Chace Harrison, Jalailah Jayne-Maree Jones, Zane Mellor, Addison Stewart, Jye Sheehan and Peter Dodt died after the incident at Hillcrest Primary School on December 16, 2021.
Then prime minister Scott Morrison and his wife, Jenny Morrison, visit Hillcrest Primary School in December 2021. Credit: James Brickwood
Tasmania’s workplace safety regulator on Friday said the Director of Public Prosecutions (DPP) had filed a complaint in the Devonport Magistrates Court.

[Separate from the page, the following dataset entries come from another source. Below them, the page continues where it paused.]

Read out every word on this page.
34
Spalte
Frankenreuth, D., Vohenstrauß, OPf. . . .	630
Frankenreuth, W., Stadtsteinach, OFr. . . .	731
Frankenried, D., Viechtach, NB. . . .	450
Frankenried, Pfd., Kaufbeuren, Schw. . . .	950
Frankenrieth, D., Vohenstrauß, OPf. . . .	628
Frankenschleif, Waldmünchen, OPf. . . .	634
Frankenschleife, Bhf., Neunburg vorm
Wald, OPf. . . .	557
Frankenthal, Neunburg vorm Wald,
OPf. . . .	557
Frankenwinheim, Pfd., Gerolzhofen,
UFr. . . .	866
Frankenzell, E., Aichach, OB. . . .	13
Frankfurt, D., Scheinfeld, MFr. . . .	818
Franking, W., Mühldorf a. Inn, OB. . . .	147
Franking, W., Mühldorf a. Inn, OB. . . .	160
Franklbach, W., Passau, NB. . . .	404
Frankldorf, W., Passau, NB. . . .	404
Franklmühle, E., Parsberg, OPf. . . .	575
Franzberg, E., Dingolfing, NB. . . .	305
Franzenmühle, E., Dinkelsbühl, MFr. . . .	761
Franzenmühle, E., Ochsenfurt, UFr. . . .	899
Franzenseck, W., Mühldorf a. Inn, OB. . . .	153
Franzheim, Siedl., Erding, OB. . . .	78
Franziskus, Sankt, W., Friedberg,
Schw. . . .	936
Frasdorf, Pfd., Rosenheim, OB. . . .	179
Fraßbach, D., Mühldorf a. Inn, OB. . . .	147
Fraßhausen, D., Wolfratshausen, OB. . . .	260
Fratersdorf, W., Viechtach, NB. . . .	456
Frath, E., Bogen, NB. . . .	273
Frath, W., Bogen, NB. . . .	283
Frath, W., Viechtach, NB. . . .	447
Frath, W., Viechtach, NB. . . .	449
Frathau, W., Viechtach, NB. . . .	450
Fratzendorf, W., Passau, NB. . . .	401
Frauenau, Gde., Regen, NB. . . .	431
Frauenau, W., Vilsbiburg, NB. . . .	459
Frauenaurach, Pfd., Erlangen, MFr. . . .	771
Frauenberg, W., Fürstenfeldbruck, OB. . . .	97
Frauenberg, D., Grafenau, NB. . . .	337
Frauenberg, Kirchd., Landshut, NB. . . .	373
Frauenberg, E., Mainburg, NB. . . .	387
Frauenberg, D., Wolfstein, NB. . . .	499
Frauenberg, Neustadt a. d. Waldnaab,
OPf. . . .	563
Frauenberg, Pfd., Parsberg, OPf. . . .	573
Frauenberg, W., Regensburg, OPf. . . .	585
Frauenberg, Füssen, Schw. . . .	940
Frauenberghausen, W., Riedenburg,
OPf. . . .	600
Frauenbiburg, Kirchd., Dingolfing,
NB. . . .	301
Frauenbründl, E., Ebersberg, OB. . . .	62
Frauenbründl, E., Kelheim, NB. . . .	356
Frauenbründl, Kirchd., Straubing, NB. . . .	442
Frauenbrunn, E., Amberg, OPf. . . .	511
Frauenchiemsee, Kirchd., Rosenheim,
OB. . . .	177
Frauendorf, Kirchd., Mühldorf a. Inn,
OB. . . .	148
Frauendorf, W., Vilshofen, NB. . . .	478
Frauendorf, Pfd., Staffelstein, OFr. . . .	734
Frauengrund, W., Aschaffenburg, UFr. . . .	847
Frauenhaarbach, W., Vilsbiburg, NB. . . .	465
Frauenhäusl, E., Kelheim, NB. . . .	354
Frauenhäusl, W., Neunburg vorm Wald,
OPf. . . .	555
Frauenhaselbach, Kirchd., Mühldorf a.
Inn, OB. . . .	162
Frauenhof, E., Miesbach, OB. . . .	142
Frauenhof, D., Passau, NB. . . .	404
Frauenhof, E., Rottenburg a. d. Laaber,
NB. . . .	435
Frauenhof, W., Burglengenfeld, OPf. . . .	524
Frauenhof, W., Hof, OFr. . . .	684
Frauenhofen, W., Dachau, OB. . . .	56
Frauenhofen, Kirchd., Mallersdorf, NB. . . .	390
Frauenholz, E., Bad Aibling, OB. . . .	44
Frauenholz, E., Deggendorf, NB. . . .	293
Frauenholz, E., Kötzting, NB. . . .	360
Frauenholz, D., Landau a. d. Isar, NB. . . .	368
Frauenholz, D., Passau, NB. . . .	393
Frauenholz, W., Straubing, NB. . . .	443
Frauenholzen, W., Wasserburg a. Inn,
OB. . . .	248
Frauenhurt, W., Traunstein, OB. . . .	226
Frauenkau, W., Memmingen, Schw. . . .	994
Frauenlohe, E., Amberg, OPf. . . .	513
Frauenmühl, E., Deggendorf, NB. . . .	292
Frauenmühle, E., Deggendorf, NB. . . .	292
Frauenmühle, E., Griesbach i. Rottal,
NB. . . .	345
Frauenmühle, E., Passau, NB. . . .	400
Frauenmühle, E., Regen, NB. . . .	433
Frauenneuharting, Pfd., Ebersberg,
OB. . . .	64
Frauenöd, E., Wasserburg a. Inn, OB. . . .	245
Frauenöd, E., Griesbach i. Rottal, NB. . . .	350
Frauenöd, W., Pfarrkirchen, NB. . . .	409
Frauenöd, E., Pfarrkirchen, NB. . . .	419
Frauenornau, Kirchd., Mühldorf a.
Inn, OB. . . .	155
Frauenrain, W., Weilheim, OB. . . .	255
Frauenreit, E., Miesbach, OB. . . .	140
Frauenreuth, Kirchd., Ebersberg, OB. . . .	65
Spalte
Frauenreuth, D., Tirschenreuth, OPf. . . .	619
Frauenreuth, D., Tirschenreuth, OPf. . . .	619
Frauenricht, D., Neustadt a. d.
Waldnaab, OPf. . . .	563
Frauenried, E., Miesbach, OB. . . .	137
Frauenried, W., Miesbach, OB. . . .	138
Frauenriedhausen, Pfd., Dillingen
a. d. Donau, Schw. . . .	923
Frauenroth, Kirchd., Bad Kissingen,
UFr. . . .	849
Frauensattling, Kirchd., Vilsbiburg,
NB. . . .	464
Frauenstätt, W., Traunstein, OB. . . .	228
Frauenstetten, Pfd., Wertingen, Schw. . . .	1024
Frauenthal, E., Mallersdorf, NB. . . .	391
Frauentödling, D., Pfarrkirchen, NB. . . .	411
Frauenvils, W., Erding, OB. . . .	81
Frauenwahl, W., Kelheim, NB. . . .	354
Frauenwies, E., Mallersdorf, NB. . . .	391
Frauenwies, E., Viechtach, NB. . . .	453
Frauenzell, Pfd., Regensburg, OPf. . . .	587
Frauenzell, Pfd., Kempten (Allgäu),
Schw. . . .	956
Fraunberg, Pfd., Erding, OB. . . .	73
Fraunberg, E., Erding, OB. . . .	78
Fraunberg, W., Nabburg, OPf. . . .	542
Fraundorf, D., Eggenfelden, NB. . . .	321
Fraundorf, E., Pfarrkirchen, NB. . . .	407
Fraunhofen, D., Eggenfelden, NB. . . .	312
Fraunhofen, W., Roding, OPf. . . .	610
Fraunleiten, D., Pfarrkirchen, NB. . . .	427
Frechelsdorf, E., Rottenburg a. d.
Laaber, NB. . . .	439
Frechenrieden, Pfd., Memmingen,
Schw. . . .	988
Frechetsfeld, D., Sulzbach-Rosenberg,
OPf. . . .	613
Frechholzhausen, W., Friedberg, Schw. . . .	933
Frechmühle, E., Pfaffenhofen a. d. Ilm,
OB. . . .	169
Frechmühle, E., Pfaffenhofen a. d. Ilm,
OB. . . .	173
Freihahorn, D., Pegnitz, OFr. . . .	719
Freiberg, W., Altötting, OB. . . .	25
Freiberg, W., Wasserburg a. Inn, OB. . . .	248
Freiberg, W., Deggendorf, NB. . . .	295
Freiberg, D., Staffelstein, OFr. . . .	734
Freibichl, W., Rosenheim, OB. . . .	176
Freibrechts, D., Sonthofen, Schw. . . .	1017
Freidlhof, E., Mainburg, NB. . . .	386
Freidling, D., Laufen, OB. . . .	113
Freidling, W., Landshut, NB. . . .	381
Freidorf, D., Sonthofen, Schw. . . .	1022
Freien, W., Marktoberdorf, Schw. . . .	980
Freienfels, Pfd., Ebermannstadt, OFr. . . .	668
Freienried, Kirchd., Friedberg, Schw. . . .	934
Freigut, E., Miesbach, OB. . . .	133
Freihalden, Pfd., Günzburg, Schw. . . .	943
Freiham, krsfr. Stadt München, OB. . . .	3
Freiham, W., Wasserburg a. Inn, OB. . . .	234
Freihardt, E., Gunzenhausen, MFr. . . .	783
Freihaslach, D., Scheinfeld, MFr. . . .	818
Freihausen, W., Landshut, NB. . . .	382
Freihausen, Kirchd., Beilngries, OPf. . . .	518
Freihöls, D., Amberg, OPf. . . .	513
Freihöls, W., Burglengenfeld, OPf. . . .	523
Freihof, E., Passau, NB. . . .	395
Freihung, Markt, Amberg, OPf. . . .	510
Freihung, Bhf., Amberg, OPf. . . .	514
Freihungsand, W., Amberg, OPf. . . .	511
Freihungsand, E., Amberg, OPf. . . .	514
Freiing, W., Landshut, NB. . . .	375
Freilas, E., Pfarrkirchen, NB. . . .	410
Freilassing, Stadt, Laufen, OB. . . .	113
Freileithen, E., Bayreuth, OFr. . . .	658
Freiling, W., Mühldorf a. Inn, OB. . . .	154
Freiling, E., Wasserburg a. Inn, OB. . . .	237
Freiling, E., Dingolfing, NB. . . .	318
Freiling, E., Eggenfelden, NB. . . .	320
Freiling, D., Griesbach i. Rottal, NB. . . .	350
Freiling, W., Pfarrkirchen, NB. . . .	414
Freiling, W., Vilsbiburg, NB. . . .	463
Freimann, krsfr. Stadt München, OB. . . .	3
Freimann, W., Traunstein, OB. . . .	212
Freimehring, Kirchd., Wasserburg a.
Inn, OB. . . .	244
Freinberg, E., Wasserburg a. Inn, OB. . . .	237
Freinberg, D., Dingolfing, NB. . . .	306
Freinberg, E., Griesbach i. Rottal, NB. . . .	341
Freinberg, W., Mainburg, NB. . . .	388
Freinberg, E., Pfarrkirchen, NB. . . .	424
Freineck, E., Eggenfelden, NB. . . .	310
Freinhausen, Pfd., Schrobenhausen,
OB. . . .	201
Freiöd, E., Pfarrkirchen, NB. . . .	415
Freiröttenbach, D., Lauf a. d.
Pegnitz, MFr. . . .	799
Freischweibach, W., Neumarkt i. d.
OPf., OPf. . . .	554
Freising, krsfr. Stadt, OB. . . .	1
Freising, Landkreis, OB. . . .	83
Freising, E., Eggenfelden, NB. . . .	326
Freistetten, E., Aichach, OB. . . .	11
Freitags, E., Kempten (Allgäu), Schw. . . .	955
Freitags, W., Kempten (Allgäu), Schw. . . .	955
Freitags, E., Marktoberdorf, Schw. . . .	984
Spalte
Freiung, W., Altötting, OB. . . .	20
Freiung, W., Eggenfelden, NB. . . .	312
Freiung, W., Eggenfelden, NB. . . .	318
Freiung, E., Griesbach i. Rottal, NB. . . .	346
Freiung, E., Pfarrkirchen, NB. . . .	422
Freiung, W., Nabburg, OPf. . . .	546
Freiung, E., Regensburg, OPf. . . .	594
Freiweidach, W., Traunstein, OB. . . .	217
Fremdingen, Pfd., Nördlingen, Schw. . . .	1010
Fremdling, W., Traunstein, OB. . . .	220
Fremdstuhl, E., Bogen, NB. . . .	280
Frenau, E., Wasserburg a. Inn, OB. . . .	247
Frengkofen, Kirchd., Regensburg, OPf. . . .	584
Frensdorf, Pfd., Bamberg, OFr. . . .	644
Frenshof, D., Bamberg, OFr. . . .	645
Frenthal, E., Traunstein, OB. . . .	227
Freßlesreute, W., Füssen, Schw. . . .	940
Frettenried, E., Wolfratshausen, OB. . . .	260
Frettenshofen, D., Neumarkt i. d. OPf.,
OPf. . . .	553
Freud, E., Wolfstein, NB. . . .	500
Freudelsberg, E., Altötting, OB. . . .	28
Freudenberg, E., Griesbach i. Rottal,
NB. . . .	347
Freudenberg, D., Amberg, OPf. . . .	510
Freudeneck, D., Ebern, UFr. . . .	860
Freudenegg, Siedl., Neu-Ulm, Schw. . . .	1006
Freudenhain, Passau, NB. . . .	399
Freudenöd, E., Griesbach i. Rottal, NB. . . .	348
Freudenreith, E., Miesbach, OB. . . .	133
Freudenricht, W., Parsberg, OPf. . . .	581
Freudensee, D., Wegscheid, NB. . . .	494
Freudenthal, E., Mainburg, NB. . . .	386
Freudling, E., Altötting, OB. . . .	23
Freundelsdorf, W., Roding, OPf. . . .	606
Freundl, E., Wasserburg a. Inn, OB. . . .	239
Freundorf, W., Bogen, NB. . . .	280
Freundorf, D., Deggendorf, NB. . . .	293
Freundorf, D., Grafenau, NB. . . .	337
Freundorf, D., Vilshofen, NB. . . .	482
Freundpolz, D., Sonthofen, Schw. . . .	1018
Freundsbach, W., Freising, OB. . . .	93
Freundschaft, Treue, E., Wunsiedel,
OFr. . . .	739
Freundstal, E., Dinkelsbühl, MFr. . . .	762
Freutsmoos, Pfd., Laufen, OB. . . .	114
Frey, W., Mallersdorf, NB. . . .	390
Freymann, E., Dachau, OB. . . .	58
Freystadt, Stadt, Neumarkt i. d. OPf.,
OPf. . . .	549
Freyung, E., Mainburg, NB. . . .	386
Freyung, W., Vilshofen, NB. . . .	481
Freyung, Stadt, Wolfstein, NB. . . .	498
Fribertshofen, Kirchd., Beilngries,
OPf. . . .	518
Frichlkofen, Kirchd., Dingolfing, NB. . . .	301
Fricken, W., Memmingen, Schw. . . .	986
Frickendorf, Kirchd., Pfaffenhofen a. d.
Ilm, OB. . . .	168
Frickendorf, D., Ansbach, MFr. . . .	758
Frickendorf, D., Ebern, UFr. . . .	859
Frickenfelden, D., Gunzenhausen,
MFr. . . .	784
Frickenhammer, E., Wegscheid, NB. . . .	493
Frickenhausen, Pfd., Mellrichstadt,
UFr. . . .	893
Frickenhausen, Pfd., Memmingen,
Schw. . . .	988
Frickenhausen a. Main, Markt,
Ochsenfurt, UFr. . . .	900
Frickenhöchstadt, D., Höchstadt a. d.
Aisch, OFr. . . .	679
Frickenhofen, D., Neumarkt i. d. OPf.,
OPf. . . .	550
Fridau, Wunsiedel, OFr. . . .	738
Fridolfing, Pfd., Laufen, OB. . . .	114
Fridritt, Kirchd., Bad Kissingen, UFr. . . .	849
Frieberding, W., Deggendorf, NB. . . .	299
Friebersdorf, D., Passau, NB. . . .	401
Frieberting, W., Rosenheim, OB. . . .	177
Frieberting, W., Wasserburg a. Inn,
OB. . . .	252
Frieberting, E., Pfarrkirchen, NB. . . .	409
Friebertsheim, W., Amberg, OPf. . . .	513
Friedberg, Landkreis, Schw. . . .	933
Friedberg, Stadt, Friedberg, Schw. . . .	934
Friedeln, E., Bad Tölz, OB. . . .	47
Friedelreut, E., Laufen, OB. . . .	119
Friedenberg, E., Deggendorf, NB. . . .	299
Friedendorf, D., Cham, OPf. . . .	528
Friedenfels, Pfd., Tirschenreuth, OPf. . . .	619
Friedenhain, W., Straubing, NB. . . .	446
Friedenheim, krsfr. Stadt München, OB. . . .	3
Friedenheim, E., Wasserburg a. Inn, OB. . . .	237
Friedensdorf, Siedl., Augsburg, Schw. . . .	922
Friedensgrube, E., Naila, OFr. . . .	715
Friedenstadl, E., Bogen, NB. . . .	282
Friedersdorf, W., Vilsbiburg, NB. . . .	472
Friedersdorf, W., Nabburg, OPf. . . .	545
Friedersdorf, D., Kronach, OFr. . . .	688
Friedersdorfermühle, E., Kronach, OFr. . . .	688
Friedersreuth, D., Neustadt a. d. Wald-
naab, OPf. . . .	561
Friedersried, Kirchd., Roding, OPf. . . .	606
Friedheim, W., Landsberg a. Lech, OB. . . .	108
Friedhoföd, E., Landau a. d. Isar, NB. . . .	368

“The DPP has charged Taz-Zorb, the operator of the jumping castle, with a category two offence under the Work Health and Safety Act 2012,” WorkSafe Tasmania said.
It is alleged Taz-Zorb failed to comply with a health and safety duty in a way that exposed the children to a risk of death or serious injury.
“This decision comes after a significant investigation undertaken by WorkSafe Tasmania staff which involved many months of work,” the regulator said.
The six children who died in the Devonport Primary School tragedy: Peter Dodt, Addison Stewart, Zane Mellor, Jye Sheehan, Jalailah Jayne-Maree Jones and Chace Harrison.
“A large number of documents have been prepared and considered by the investigators and the DPP in order to reach this decision.
“As the matter is now before the court, no further information or comment can be provided.”
WorkSafe Tasmania head Robyn Pearce said she had met with the families involved throughout the year.
Several children were also seriously injured in the incident in which a jumping castle being used during end-of-year celebrations became airborne. A ceremony was held last December in Devonport to mark the one-year anniversary.
“The loss of such cherished … children sent shockwaves through the Devonport community, Tasmania and indeed our entire nation,” Tasmanian Premier Jeremy Rockliff said at the time.
“We continue to keep the children, their families and their loved ones in our hearts and in our minds.”